Jean Fidèle Otandault, le ministre pilleur de comptes des finances publiques

Affairisme et pillage à la pelle. M. le président de la République, Ali Bongo Ondimba, va-t-il prendre des mesures pour démasquer la machine à piller du ministère du Budget et des Comptes publics ? En tout cas, le jeu en vaut la chandelle, rien que de part les pratiques d’outre-tombe qui ont cours dans le service de cette structure étatique.

Parmi les petits jouets de sa panoplie « et de la majorité présidentielle et de l’opposition», Ali Bongo Ondimba cherche surtout, en cette période de crise économique destinée à redresser l’économie nationale, un bon manager des comptes publics qui puisse redonner confiance aux investisseurs nationaux et internationaux à renouer des partenariats avec l’Etat gabonais.
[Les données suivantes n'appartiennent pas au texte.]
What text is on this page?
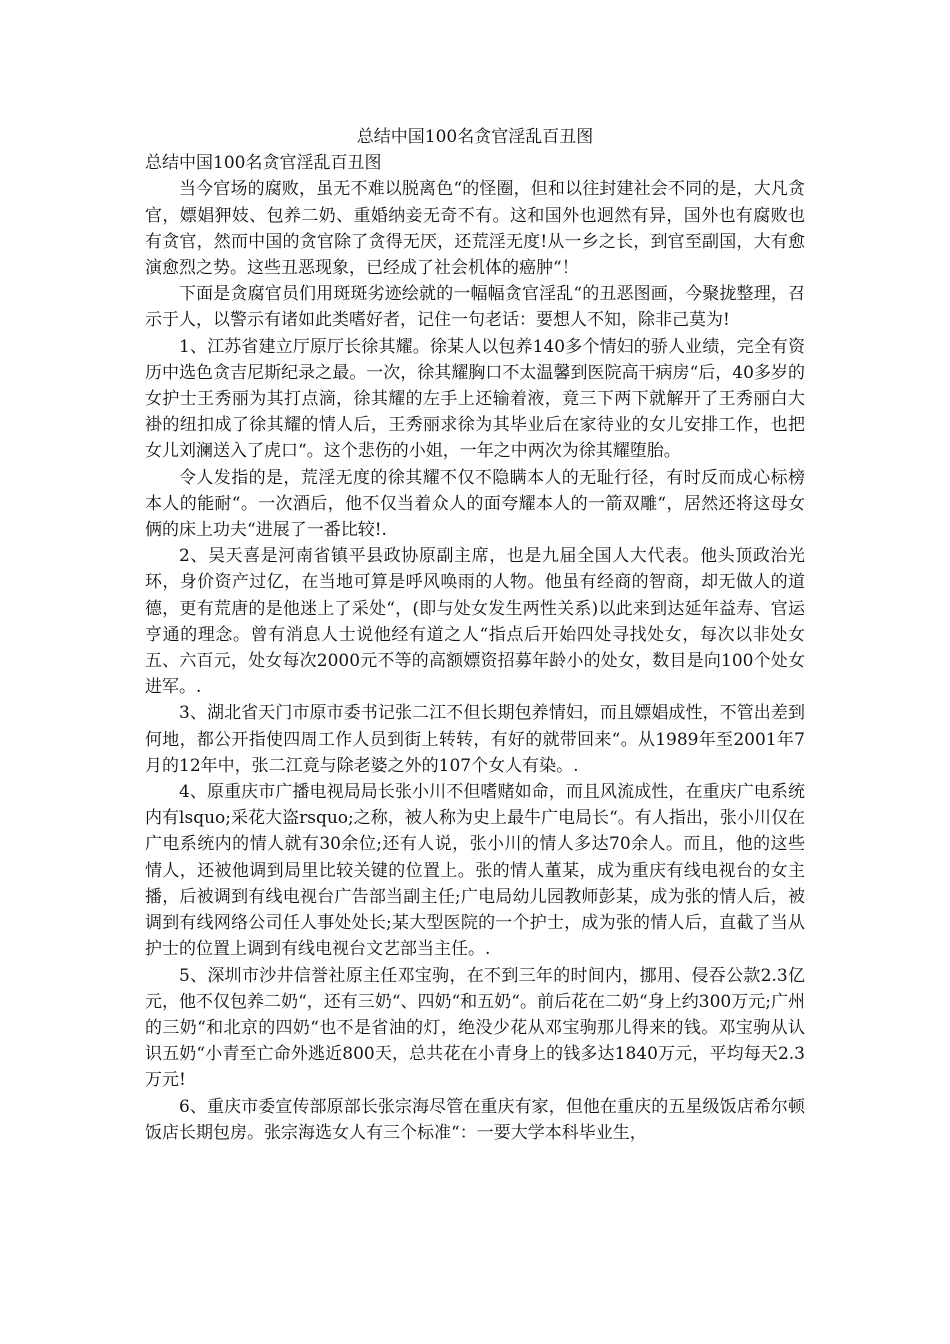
总结中国100名贪官淫乱百丑图

总结中国100名贪官淫乱百丑图

当今官场的腐败，虽无不难以脱离色“的怪圈，但和以往封建社会不同的是，大凡贪官，嫖娼狎妓、包养二奶、重婚纳妾无奇不有。这和国外也迥然有异，国外也有腐败也有贪官，然而中国的贪官除了贪得无厌，还荒淫无度!从一乡之长，到官至副国，大有愈演愈烈之势。这些丑恶现象，已经成了社会机体的癌肿“！

下面是贪腐官员们用斑斑劣迹绘就的一幅幅贪官淫乱“的丑恶图画，今聚拢整理，召示于人，以警示有诸如此类嗜好者，记住一句老话：要想人不知，除非己莫为!

1、江苏省建立厅原厅长徐其耀。徐某人以包养140多个情妇的骄人业绩，完全有资历中选色贪吉尼斯纪录之最。一次，徐其耀胸口不太温馨到医院高干病房“后，40多岁的女护士王秀丽为其打点滴，徐其耀的左手上还输着液，竟三下两下就解开了王秀丽白大褂的纽扣成了徐其耀的情人后，王秀丽求徐为其毕业后在家待业的女儿安排工作，也把女儿刘澜送入了虎口“。这个悲伤的小姐，一年之中两次为徐其耀堕胎。

令人发指的是，荒淫无度的徐其耀不仅不隐瞒本人的无耻行径，有时反而成心标榜本人的能耐“。一次酒后，他不仅当着众人的面夸耀本人的一箭双雕“，居然还将这母女俩的床上功夫“进展了一番比较!.

2、吴天喜是河南省镇平县政协原副主席，也是九届全国人大代表。他头顶政治光环，身价资产过亿，在当地可算是呼风唤雨的人物。他虽有经商的智商，却无做人的道德，更有荒唐的是他迷上了采处“，(即与处女发生两性关系)以此来到达延年益寿、官运亨通的理念。曾有消息人士说他经有道之人“指点后开始四处寻找处女，每次以非处女五、六百元，处女每次2000元不等的高额嫖资招募年龄小的处女，数目是向100个处女进军。.

3、湖北省天门市原市委书记张二江不但长期包养情妇，而且嫖娼成性，不管出差到何地，都公开指使四周工作人员到街上转转，有好的就带回来“。从1989年至2001年7月的12年中，张二江竟与除老婆之外的107个女人有染。.

4、原重庆市广播电视局局长张小川不但嗜赌如命，而且风流成性，在重庆广电系统内有lsquo;采花大盗rsquo;之称，被人称为史上最牛广电局长“。有人指出，张小川仅在广电系统内的情人就有30余位;还有人说，张小川的情人多达70余人。而且，他的这些情人，还被他调到局里比较关键的位置上。张的情人董某，成为重庆有线电视台的女主播，后被调到有线电视台广告部当副主任;广电局幼儿园教师彭某，成为张的情人后，被调到有线网络公司任人事处处长;某大型医院的一个护士，成为张的情人后，直截了当从护士的位置上调到有线电视台文艺部当主任。.

5、深圳市沙井信誉社原主任邓宝驹，在不到三年的时间内，挪用、侵吞公款2.3亿元，他不仅包养二奶“，还有三奶“、四奶“和五奶“。前后花在二奶“身上约300万元;广州的三奶“和北京的四奶“也不是省油的灯，绝没少花从邓宝驹那儿得来的钱。邓宝驹从认识五奶“小青至亡命外逃近800天，总共花在小青身上的钱多达1840万元，平均每天2.3万元!

6、重庆市委宣传部原部长张宗海尽管在重庆有家，但他在重庆的五星级饭店希尔顿饭店长期包房。张宗海选女人有三个标准“：一要大学本科毕业生，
Mais Hélas que des outils « du PDG » sans professionnalisme, comme Jean Fidèle Otandault, ministre d’Etat en charge du Budget et des Comptes publics, bombardé récemment membre du Bureau politique PDG au 2ème arrondissement de Port-Gentil ne vaut pas grand-chose pour sauver les meubles.

D’où Jean Fidèle Otandault, peut-être ambitieux, mais sans grande réussite à son actif, et qui a l’immense avantage avec sa gestion calamiteuse, de discréditer le Parti Démocratique Gabonais (PDG) deux fois : aujourd’hui donc, avec son profil de carriériste traître, mais aussi dans quelques mois, quand son échec sera patent et qu’il servira de fusible au Président.
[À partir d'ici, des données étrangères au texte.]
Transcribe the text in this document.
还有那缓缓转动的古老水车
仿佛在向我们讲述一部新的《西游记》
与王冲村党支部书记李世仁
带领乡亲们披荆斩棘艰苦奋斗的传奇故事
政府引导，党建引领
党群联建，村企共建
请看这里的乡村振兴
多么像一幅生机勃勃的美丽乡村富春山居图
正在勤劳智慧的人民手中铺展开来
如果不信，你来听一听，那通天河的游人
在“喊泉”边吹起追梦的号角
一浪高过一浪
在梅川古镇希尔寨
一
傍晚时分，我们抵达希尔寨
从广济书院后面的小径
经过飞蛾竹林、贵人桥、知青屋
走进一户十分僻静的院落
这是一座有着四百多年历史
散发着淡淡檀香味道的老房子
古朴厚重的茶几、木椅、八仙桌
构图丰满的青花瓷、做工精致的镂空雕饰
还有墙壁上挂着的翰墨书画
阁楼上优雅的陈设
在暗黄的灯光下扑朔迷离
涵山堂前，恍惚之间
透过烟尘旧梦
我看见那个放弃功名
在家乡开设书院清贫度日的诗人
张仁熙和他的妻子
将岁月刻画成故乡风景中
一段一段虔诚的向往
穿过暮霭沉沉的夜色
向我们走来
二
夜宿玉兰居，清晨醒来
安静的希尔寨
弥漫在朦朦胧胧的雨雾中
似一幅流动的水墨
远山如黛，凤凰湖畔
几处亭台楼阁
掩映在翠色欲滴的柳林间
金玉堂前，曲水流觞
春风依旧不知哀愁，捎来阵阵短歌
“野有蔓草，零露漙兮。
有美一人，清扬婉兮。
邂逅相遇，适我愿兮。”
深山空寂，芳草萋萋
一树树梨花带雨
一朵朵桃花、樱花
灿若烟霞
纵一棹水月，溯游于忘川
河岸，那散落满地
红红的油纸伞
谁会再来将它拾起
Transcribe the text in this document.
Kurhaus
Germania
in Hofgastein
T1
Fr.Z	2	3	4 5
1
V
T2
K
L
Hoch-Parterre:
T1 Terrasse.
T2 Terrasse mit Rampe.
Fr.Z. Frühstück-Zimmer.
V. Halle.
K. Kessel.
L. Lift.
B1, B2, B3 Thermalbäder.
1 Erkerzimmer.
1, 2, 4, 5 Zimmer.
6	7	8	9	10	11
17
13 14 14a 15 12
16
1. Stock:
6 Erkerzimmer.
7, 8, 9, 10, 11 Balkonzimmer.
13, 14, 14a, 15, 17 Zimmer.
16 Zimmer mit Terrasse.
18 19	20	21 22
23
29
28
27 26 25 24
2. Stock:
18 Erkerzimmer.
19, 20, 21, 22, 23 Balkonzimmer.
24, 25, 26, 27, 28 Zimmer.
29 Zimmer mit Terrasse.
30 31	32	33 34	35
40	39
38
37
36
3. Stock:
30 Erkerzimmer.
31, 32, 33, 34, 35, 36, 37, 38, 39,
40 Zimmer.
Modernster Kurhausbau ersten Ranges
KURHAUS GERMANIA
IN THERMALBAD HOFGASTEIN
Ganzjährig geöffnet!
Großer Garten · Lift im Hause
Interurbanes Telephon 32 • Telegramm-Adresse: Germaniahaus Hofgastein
Un audit des finances publiques ne serait-il pas la bienvenue ? Cela va permettre de  proposer aux Gabonais une vision mi-chèvre mi-chou : oui, les déficits sont abyssaux, et aucun effort n’est fournit à ce niveau ? Un nouveau rapport de la Cour des comptes ? Oublié dès que publié ?
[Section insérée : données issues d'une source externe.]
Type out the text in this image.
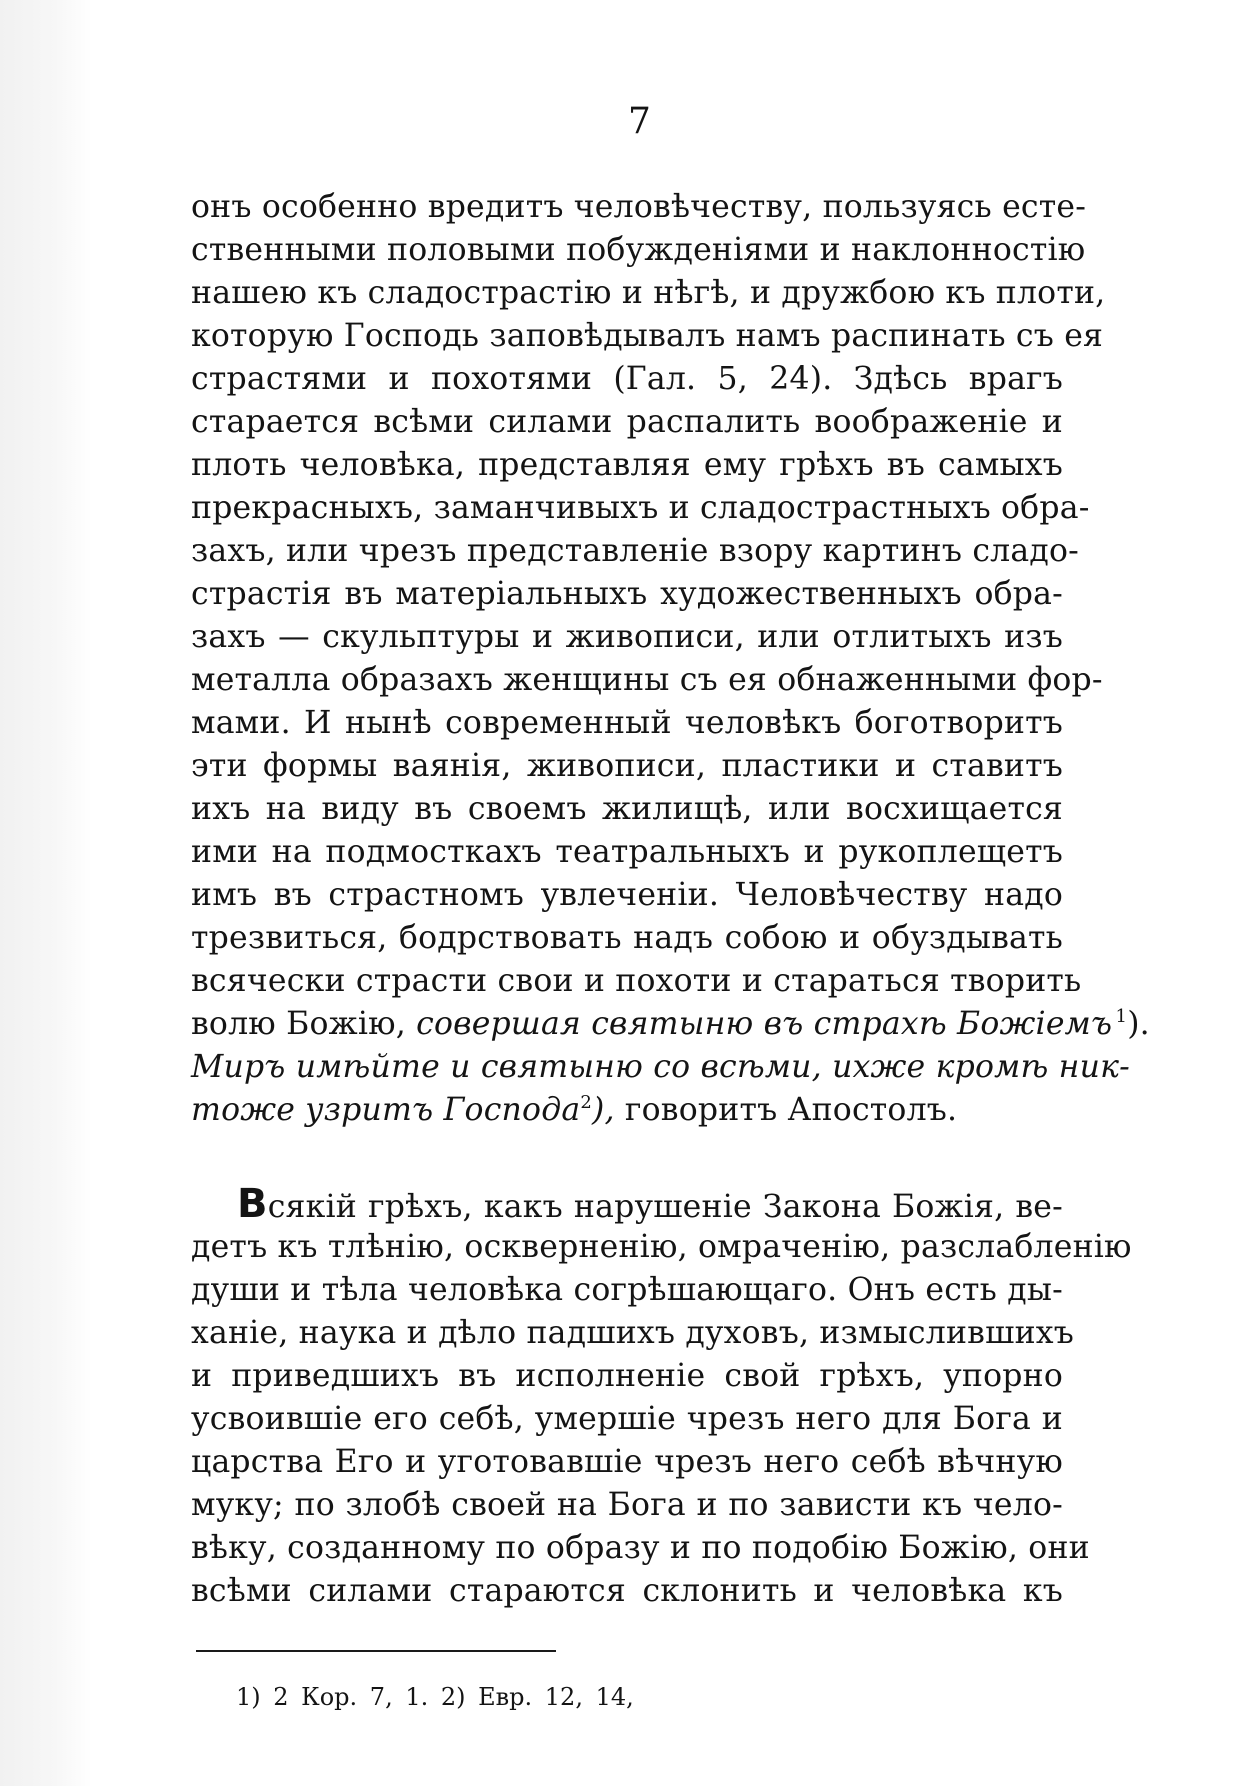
7
онъ особенно вредитъ человѣчеству, пользуясь есте-
ственными половыми побужденіями и наклонностію
нашею къ сладострастію и нѣгѣ, и дружбою къ плоти,
которую Господь заповѣдывалъ намъ распинать съ ея
страстями и похотями (Гал. 5, 24). Здѣсь врагъ
старается всѣми силами распалить воображеніе и
плоть человѣка, представляя ему грѣхъ въ самыхъ
прекрасныхъ, заманчивыхъ и сладострастныхъ обра-
захъ, или чрезъ представленіе взору картинъ сладо-
страстія въ матеріальныхъ художественныхъ обра-
захъ — скульптуры и живописи, или отлитыхъ изъ
металла образахъ женщины съ ея обнаженными фор-
мами. И нынѣ современный человѣкъ боготворитъ
эти формы ваянія, живописи, пластики и ставитъ
ихъ на виду въ своемъ жилищѣ, или восхищается
ими на подмосткахъ театральныхъ и рукоплещетъ
имъ въ страстномъ увлеченіи. Человѣчеству надо
трезвиться, бодрствовать надъ собою и обуздывать
всячески страсти свои и похоти и стараться творить
волю Божію, совершая святыню въ страхѣ Божіемъ  $^1$).
Миръ имѣйте и святыню со всѣми, ихже кромѣ ник-
тоже узритъ Господа$^2$), говоритъ Апостолъ.
Всякій грѣхъ, какъ нарушеніе Закона Божія, ве-
детъ къ тлѣнію, оскверненію, омраченію, разслабленію
души и тѣла человѣка согрѣшающаго. Онъ есть ды-
ханіе, наука и дѣло падшихъ духовъ, измыслившихъ
и приведшихъ въ исполненіе свой грѣхъ, упорно
усвоившіе его себѣ, умершіе чрезъ него для Бога и
царства Его и уготовавшіе чрезъ него себѣ вѣчную
муку; по злобѣ своей на Бога и по зависти къ чело-
вѣку, созданному по образу и по подобію Божію, они
всѣми силами стараются склонить и человѣка къ
1) 2 Кор. 7, 1. 2) Евр. 12, 14,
En tout cas, le président Ali Bongo va découvrir la mauvaise gestion de Jean Fidèle Otandault. Et, du coup, les cris d’horreur vont surgir !  Ce serait cocasse, si cela n’était pas très grave.

Selon nos sources, en quelques mois seulement d’exercice dans ce ministère, Jean Fidèle Otandault a déjà consommé plus de 60 % des crédits destinés aux « emplois aidés » qui permettent de faire sortir artificiellement des dizaines de milliers de chômeurs des statistiques ! Et, si personne  n’intervient pas rapidement, ce sont près de 12.000 « nouveaux » chômeurs qui vont venir, déjà, grever le bilan d’ Ali Bongo.

Aujourd’hui, le ministère du Budget et des Comptes publics du Gabon est en proie à un scandale sans précédent.

L’arrivée du ministre Jean Fidèle Otandault, a permis une réglementation des pratiques frauduleuses. Normalement, la réglementation engendre l’application rigoureuse des normes, mais on assiste, aujourd’hui dans cette entité étatique, à une magouille et à un vol sans précédent.

À qui profite ce genre d’activités mafieuses ? Et tout le monde s’interroge actuellement, si le gouvernement Issoze Ngondet qui a promis le changement, ne sera pas roulé dans la farine.

Voilà qui, loin de troubler l’ordre public (comme rapporteraient les mafiosi de la République), sonnerait comme une véritable alerte aux oreilles des autorités gabonaises.

Voici un crime économique entretenu par Jean Fidèle Otandault qui déferle la chronique au ministère du Budget et des Comptes publics, mais ignoré par le chef du gouvernement.

L’on est en droit de s’interroger sur l’intérêt de nommer un profane en la matière dans une structure reconnue complexe à tout point de vue.

Que peut-on dire aujourd’hui des prétendus bons systèmes du FMI sur le suivi des dépenses publiques liées à la réduction de la pauvreté au Gabon ?
Le risque d’une explosion sociale au Gabon devient important quand on dirige un pays avec une politique de pillage et de discrimination entre Gabonais comme le fait le Gabonais d’origine béninoise Jean Fidèle Otandault.

Si Adam n’avait pas mangé la pomme présentée par Eve, nous serions probablement au paradis aujourd’hui. On peut lui en vouloir car il n’avait pas cherché Conseil, mais vous décideurs au Gabon pouvez encore. Le Chef du gouvernement peut donc se ressaisir et tenir compte des revendications de ceux qui exigent une nouvelle gestion des comptes publics susceptible d’apporter l’eau de la transparence et de la dignité au Gabon.